Les votes de la Chambre des Députés sont émis à la majorité des Députés présents sauf lorsqu'une disposition constitutionnelle ou réglementaire requiert une majorité qualifiée. (Article 117 de la constitution de 1987).

 

Avant de procéder au vote, le Président de séance rappelle le nombre de Députés présents, tel que indiqué dans le registre de présence et le nombre de votes POUR nécessaires à l'adoption de la disposition mise aux voix.

 

Le vote à main levée est de droit, sauf pour les désignations personnelles et lorsqu'il y a lieu de procéder par scrutin public ou par scrutin secret.

 

Les Secrétaires du Bureau procèdent au comptage des votes. Le Président de séance proclame les résultats en rappelant le nombre des votes POUR nécessaire à l'adoption et le nombre des votes POUR obtenus. Si le nombre obtenu est au moins égal au nombre requis pour l'adoption, le Président proclame l'adoption de la disposition mise aux voix. Dans le cas contraire, il en constate le rejet, en indiquant le nombre des votes POUR, CONTRE et des ABSTENTIONS.

 

On parle de doute lorsque l'écart entre les votes POUR obtenu et le nombre des votes POUR requis pour l'adoption est inférieur à trois (3). En cas de doute, l'épreuve est renouvelée par assis et debout.

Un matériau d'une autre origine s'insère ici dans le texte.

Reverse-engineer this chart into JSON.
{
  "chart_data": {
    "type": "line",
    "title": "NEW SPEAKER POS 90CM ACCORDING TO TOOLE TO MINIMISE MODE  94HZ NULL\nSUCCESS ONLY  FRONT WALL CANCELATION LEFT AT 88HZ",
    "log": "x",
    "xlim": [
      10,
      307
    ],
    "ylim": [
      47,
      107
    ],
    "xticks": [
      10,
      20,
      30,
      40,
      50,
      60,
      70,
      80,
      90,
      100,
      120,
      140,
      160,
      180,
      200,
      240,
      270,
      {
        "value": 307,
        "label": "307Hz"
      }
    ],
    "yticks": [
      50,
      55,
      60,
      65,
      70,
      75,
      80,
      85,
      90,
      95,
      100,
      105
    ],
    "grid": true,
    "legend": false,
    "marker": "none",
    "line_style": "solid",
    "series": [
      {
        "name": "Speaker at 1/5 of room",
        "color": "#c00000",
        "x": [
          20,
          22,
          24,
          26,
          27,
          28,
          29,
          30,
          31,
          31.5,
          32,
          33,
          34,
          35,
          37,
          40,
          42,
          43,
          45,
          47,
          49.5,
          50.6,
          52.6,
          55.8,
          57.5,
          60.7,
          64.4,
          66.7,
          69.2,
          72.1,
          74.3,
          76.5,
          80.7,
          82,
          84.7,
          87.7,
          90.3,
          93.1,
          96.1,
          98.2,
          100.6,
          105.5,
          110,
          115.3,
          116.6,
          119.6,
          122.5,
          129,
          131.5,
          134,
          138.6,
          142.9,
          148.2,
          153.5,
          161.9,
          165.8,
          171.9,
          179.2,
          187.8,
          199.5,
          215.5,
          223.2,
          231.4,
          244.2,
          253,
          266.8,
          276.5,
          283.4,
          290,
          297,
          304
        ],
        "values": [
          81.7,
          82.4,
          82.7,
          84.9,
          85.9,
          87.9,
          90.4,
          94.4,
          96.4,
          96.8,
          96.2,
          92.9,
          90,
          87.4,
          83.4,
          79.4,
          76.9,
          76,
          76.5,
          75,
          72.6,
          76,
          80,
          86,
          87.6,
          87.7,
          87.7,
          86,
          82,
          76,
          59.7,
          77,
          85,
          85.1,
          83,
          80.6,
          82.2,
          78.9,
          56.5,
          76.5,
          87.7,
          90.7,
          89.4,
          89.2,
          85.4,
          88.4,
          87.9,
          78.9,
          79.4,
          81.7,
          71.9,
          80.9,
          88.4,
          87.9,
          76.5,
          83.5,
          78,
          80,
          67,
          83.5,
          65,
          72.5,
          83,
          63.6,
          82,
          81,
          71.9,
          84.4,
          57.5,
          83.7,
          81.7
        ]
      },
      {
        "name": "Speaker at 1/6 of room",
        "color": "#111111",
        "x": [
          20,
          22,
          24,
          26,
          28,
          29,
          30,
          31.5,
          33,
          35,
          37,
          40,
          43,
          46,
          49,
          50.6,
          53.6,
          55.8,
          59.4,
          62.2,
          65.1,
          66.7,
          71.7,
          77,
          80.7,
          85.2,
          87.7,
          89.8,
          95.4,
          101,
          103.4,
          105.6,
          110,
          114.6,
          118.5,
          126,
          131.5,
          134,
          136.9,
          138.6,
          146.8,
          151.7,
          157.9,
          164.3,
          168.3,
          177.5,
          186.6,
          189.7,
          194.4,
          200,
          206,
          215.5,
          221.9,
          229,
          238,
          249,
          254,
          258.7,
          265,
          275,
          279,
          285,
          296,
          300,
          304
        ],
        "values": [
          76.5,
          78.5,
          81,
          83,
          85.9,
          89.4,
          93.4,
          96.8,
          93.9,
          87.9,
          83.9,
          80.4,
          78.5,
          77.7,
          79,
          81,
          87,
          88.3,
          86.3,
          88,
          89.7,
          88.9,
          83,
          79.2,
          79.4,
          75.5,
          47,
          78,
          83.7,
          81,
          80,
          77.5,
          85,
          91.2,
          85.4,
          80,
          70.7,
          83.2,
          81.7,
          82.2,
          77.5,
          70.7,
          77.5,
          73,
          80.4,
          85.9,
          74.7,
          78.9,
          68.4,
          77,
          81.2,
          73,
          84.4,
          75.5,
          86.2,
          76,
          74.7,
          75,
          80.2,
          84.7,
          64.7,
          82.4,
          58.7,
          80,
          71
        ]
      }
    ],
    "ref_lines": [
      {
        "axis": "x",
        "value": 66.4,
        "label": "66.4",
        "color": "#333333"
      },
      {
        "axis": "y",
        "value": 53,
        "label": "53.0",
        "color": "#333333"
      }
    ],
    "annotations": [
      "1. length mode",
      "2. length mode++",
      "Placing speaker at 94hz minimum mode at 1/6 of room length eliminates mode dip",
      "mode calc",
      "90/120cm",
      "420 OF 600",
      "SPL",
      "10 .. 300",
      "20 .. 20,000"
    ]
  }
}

Si le doute persiste, le vote par scrutin public peut être ordonné par le Président de séance.

 

Nul ne peut obtenir la parole entre les différentes épreuves de vote, même pour un rappel au règlement.

 

Aucune rectification n'est admise après la clôture du scrutin et le résultat du vote proclamé demeure acquis.

 

Le vote par scrutin public est obligatoire chaque fois qu'une majorité qualifiée est requise et dans tous les cas prévus parle règlement intérieur.

 

III - LA PHASE POST-PARLEMENTAIRE : PROMULGATION ET PUBLICATION DE LA LOI

 

1 - Promulgation

 

Le cas le plus normal est celui de la promulgation de la loi par le Président de la République dans les huit jours francs qui suivent la transmission au Gouvernement de la loi définitivement adoptée. Dans ce délai, toutefois, le président peut faire des objections pour retarder ou empêcher la promulgation de la loi.

 

2 - Objections

 

Toute loi votée par le Corps législatif est immédiatement adressée au Président de la République qui, avant de la promulguer, a le droit d'y faire des objections en tout ou en partie.

 

Si la loi ainsi amendée est votée par la seconde Chambre, elle sera adressée de nouveau au Président de la République pour être promulguée.

 

Si les objections sont rejetées par la Chambre qui a primitivement voté la loi, elle est renvoyée à l'autre Chambre avec les objections.

 

Si la seconde Chambre vote également le rejet, la loi est renvoyée au Président de la République qui est dans l'obligation de la promulguer.

 

Le rejet des objections est voté par l'une ou l'autre Chambre à la majorité prévue par l'Article 117 de la Constitution. Dans ce cas, les votes de chaque Chambre seront émis au scrutin secret.

 

Si dans l'une ou l'autre Chambre, la majorité prévue à l'alinéa précédent n'est pas obtenue pour le rejet, les objections sont acceptées.

 

Le droit d'objection doit être exercé dans un délai de huit (8) jours francs à partir de la date de la réception de la loi par le Président de la République.

 

Si dans les délais prescrits, le Président de la République ne fait aucune objection, la loi doit être promulguée à moins que la session du Corps législatif n'ait pris fin avant l'expiration des délais, dans ce cas, la loi demeure ajournée. La loi ainsi ajournée est, à l'ouverture de la Session suivante, adressée au Président de la République pour l'exercice de son droit d'objection.

 

Un projet de loi rejeté par l'une des deux (2) Chambres ne peut être présenté de nouveau dans la même session.

 

3- Publication

 

Les lois et autres actes du Corps législatif et de l'Assemblée Nationale seront rendus exécutoires par leur promulgation et leur publication au Journal Officiel de la République. Ils sont numérotés, insérés dans le bulletin imprimé et numéroté ayant pour titre : BULLETIN DES LOIS ET ACTES.